Auteurs: Joost Peeters et Laurie Peer (Studio Legale) – traduction française par Alexis PAQUOT

Date de publication: 22/01/2018

Généralités

La Loi du 11 juillet 2013 modifiant le Code Civil en ce qui concerne les sûretés réelles mobilières et abrogeant diverses dispositions en cette matière (ci-après : « la nouvelle loi ») est entrée en vigueur le 1er janvier 2018.

L’entrée en vigueur de la nouvelle loi était à l’origine prévue pour le 1er décembre 2014, mais a été remise au 1er janvier 2017, car les mesures d’exécution se faisaient attendre. Une loi réparatrice, approuvée le 25 décembre 2016, a une nouvelle fois reporté la date d’entrée en vigueur au 1er janvier 2018.

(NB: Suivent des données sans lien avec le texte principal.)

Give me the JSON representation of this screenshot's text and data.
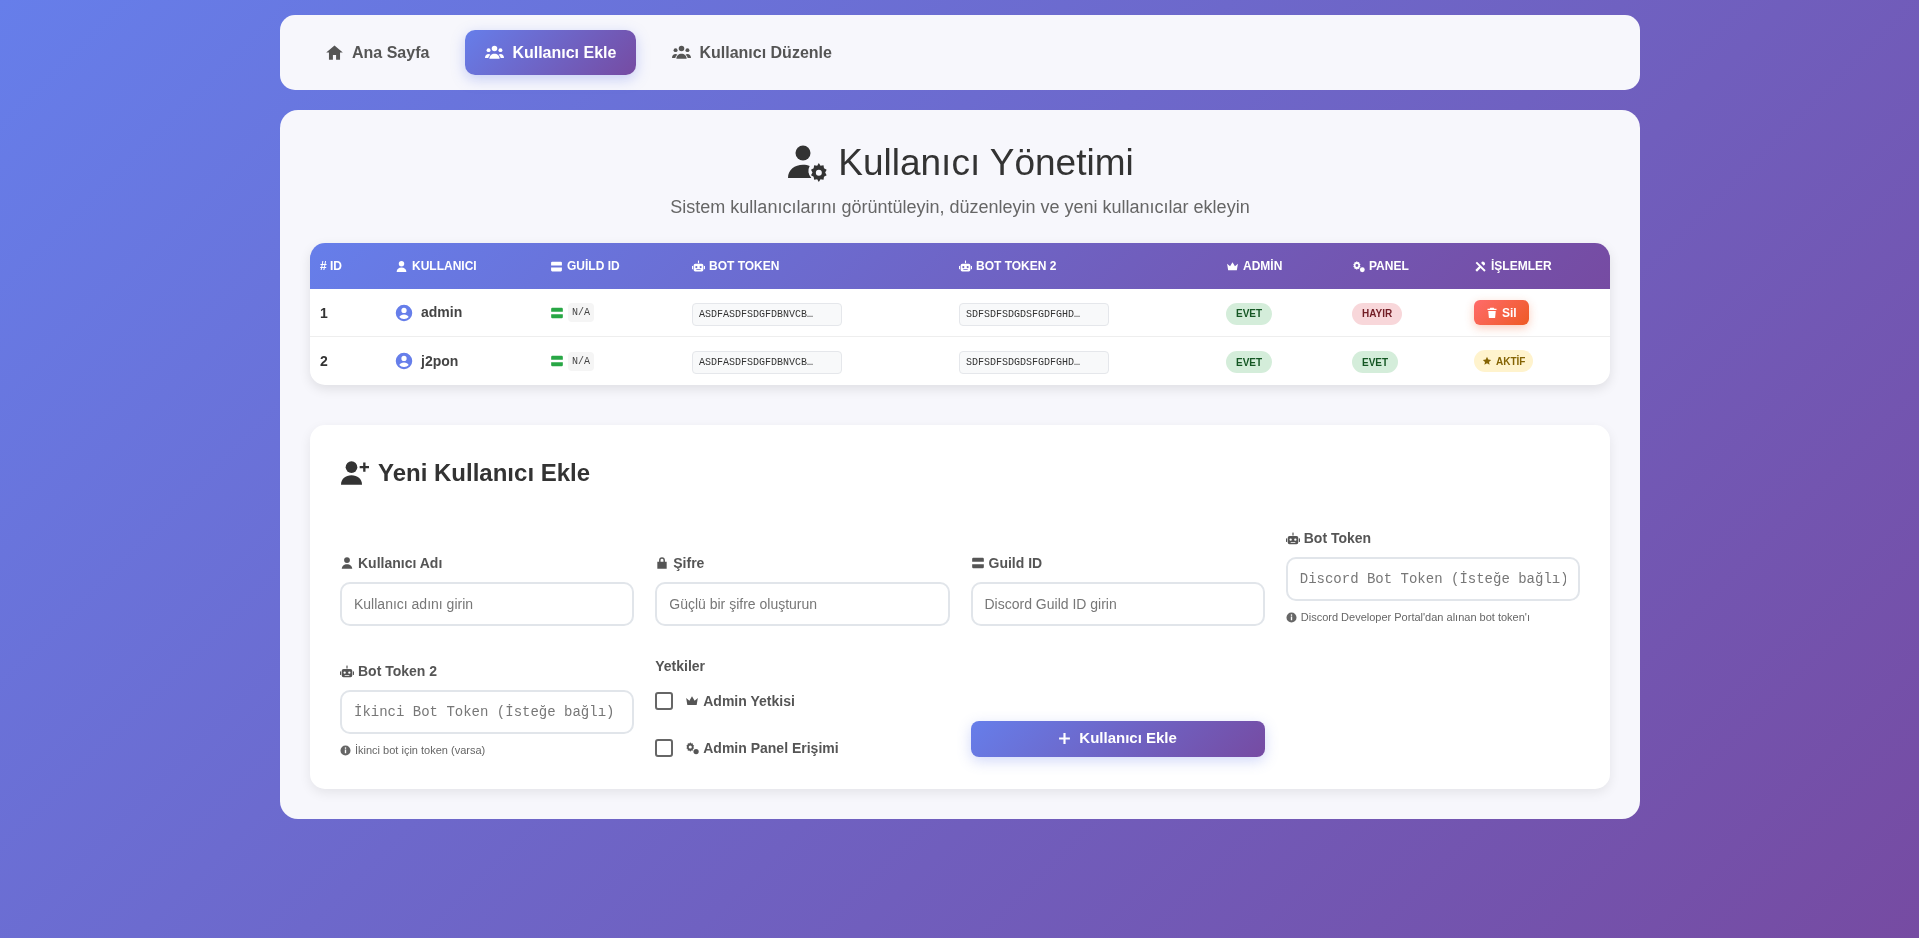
{
  "nav": {
    "tabs": [
      {
        "label": "Ana Sayfa",
        "selected": false
      },
      {
        "label": "Kullanıcı Ekle",
        "selected": true
      },
      {
        "label": "Kullanıcı Düzenle",
        "selected": false
      }
    ]
  },
  "header": {
    "title": "Kullanıcı Yönetimi",
    "subtitle": "Sistem kullanıcılarını görüntüleyin, düzenleyin ve yeni kullanıcılar ekleyin"
  },
  "table": {
    "columns": [
      "# ID",
      "KULLANICI",
      "GUİLD ID",
      "BOT TOKEN",
      "BOT TOKEN 2",
      "ADMİN",
      "PANEL",
      "İŞLEMLER"
    ],
    "rows": [
      {
        "id": "1",
        "user": "admin",
        "guild_id": "N/A",
        "bot_token": "ASDFASDFSDGFDBNVCB…",
        "bot_token_2": "SDFSDFSDGDSFGDFGHD…",
        "admin": {
          "label": "EVET",
          "kind": "yes"
        },
        "panel": {
          "label": "HAYIR",
          "kind": "no"
        },
        "action": {
          "label": "Sil",
          "kind": "delete_button"
        }
      },
      {
        "id": "2",
        "user": "j2pon",
        "guild_id": "N/A",
        "bot_token": "ASDFASDFSDGFDBNVCB…",
        "bot_token_2": "SDFSDFSDGDSFGDFGHD…",
        "admin": {
          "label": "EVET",
          "kind": "yes"
        },
        "panel": {
          "label": "EVET",
          "kind": "yes"
        },
        "action": {
          "label": "AKTİF",
          "kind": "status_badge"
        }
      }
    ]
  },
  "form": {
    "title": "Yeni Kullanıcı Ekle",
    "fields": [
      {
        "label": "Kullanıcı Adı",
        "placeholder": "Kullanıcı adını girin",
        "kind": "text"
      },
      {
        "label": "Şifre",
        "placeholder": "Güçlü bir şifre oluşturun",
        "kind": "text"
      },
      {
        "label": "Guild ID",
        "placeholder": "Discord Guild ID girin",
        "kind": "text"
      },
      {
        "label": "Bot Token",
        "placeholder": "Discord Bot Token (İsteğe bağlı)",
        "kind": "token",
        "help": "Discord Developer Portal'dan alınan bot token'ı"
      },
      {
        "label": "Bot Token 2",
        "placeholder": "İkinci Bot Token (İsteğe bağlı)",
        "kind": "token",
        "help": "İkinci bot için token (varsa)"
      }
    ],
    "permissions": {
      "heading": "Yetkiler",
      "options": [
        {
          "label": "Admin Yetkisi",
          "checked": false
        },
        {
          "label": "Admin Panel Erişimi",
          "checked": false
        }
      ]
    },
    "submit": "Kullanıcı Ekle"
  }
}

La loi est donc – enfin ! – entrée en vigueur au 1er janvier 2018.

La nouvelle loi réforme drastiquement le droit de gage, la réserve de propriété et le droit de rétention. Tant le droit de gage que la réserve de propriété peuvent à présent être enregistrés au registre des gages (https://pangafin.belgium.be/).

Modifications principales

Ci-dessous sont résumées les principales nouveautés apportées par la nouvelle loi à partir du 1er janvier 2018 .

-1 Le gage ne suppose plus la dépossession physique du bien sur lequel il porte. Le constituant du gage peut conserver auprès de lui le bien donné en gage, continuer à l’utiliser, voire en principe le vendre, dans le cadre de l’exercice normal de ses activités.

Le gage devient dès à présent opposables au tiers par son enregistrement dans le registre des gages. Exception : l’enregistrement ne pourra toutefois pas être utilisé pour rendre opposable un gage sur créance. La notification prévue aux articles 1690-1691 du Code civil reste exigée.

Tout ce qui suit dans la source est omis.